Personal information
- Date of birth: 20 November 1959 (age 66)
- Place of birth: Bastia, France
- Height: 1.66 m (5 ft 5 in)
- Position: Striker

Youth career
- ASB Borgu

Senior career*
- Years: Team / Apps / (Gls)
- 1977–1983: Bastia / 89 / (9)
- 1983–1984: Tours / 10 / (0)
- 1985–1986: CS Meaux

Managerial career
- 1992–1994: Bastia (director of sports)
- 1994–2001: Bastia (assistant)
- 2001–2004: Saint-Étienne (assistant)
- 2005–2009: Nice (assistant)
- 2009–2013: Rennes (assistant)
- 2015–2016: Lille (assistant)
- 2018–Jul 2020: Metz (assistant)
- Oct 2020–: Metz (assistant)

= Jean-Marie De Zerbi =

French footballer (born 1959)

Jean-Marie De Zerbi (born 20 November 1959) is a French former professional footballer who played as a striker. Since his retirement as a player he has worked as an assistant coach at various clubs, working with manager Frédéric Antonetti.

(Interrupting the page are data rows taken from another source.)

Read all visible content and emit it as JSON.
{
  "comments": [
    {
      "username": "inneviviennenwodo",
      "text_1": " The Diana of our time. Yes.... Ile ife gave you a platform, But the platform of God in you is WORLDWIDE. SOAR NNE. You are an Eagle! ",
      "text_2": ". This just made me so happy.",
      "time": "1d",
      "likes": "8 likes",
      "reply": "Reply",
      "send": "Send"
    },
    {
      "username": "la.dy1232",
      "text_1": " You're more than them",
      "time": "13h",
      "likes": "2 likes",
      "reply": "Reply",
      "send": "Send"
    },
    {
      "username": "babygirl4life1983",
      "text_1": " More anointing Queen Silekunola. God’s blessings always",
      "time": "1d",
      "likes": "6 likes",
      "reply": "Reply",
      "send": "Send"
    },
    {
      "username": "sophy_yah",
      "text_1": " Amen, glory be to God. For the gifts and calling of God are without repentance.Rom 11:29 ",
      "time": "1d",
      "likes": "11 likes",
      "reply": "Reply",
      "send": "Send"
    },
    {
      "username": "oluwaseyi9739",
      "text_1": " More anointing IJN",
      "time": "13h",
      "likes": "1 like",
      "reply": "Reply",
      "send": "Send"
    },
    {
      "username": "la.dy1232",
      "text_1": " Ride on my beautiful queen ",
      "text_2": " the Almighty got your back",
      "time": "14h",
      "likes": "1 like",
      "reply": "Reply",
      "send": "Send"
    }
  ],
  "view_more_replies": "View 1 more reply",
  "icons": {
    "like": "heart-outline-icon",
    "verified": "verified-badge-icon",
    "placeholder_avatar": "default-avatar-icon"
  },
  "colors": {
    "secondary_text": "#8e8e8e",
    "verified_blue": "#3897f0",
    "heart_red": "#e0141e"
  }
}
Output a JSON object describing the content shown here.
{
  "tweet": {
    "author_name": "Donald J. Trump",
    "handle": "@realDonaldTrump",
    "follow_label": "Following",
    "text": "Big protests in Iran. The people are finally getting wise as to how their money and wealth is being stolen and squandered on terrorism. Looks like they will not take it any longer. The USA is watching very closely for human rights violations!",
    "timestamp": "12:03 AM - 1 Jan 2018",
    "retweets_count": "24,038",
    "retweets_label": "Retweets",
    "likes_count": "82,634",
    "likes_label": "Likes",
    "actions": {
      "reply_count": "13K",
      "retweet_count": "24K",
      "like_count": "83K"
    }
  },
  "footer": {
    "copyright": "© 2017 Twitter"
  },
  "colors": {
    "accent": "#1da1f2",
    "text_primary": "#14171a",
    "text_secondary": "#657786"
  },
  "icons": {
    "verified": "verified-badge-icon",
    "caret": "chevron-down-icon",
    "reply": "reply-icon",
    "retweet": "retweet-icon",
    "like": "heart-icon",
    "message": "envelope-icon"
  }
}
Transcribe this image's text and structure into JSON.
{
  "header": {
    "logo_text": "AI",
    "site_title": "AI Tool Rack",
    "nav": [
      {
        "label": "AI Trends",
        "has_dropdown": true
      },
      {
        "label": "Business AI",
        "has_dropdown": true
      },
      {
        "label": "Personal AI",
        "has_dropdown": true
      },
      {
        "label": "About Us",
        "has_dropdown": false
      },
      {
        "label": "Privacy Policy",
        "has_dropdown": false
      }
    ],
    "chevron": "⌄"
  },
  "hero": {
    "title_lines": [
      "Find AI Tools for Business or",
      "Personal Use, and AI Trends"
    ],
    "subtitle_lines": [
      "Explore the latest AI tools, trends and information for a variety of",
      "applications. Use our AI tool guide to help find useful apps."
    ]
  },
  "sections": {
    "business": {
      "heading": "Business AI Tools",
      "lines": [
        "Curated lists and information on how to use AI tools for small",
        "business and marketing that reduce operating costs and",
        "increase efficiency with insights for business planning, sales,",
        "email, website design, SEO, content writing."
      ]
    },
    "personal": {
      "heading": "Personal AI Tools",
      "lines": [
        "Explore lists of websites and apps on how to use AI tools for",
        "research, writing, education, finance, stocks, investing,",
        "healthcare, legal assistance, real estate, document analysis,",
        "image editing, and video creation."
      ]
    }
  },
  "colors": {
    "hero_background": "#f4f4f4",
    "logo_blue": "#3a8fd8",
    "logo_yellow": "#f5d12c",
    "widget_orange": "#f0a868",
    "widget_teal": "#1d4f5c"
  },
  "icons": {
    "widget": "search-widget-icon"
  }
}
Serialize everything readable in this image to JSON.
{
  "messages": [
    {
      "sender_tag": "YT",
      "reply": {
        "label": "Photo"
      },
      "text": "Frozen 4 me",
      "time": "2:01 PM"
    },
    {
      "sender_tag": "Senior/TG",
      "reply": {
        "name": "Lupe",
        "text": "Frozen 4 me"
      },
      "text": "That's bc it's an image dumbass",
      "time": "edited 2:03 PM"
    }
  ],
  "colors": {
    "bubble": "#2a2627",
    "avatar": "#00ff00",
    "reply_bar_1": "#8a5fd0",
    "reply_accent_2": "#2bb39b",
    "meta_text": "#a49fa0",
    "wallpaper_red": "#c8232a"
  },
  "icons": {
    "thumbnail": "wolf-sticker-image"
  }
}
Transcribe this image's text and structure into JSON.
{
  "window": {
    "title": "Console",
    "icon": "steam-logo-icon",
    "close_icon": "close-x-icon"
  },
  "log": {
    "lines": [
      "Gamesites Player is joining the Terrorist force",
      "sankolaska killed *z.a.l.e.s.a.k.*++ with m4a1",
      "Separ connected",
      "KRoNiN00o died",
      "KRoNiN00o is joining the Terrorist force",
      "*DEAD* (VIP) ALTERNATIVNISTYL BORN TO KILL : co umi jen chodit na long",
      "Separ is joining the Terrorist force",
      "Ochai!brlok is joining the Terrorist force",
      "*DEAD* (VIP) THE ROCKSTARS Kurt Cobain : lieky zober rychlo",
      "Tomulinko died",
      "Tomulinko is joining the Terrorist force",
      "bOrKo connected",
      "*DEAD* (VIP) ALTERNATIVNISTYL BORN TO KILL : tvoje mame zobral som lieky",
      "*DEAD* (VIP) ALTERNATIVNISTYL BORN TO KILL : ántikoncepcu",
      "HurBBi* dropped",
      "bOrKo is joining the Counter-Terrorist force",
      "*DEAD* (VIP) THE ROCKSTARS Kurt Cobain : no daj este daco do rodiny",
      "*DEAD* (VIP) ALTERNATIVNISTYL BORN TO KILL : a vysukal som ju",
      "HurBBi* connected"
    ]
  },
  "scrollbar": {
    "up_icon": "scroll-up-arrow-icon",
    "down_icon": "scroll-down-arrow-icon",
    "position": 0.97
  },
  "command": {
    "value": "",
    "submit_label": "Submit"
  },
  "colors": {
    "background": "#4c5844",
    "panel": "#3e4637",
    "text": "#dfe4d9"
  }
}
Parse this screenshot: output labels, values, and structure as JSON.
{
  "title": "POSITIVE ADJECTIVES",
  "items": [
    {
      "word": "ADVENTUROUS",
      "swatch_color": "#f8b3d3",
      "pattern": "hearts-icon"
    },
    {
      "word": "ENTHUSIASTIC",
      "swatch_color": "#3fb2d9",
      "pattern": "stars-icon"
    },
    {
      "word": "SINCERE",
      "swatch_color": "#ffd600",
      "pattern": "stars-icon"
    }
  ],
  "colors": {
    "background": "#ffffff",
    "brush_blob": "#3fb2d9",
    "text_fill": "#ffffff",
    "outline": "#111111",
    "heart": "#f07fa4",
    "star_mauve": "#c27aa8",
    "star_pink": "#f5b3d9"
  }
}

In 2018, when Frédéric Antonetti took time away from coaching duties at FC Metz, De Zerbi and Vincent Hognon took up head coaching duties at the team.

He was part of Bastia team that reached 1978 UEFA Cup Final. De Zerbi is recognized as the youngest French player to play in a UEFA Cup or Europa League final, when he appeared in the 1978 final against PSV Eindhoven aged 18 years and 5 months.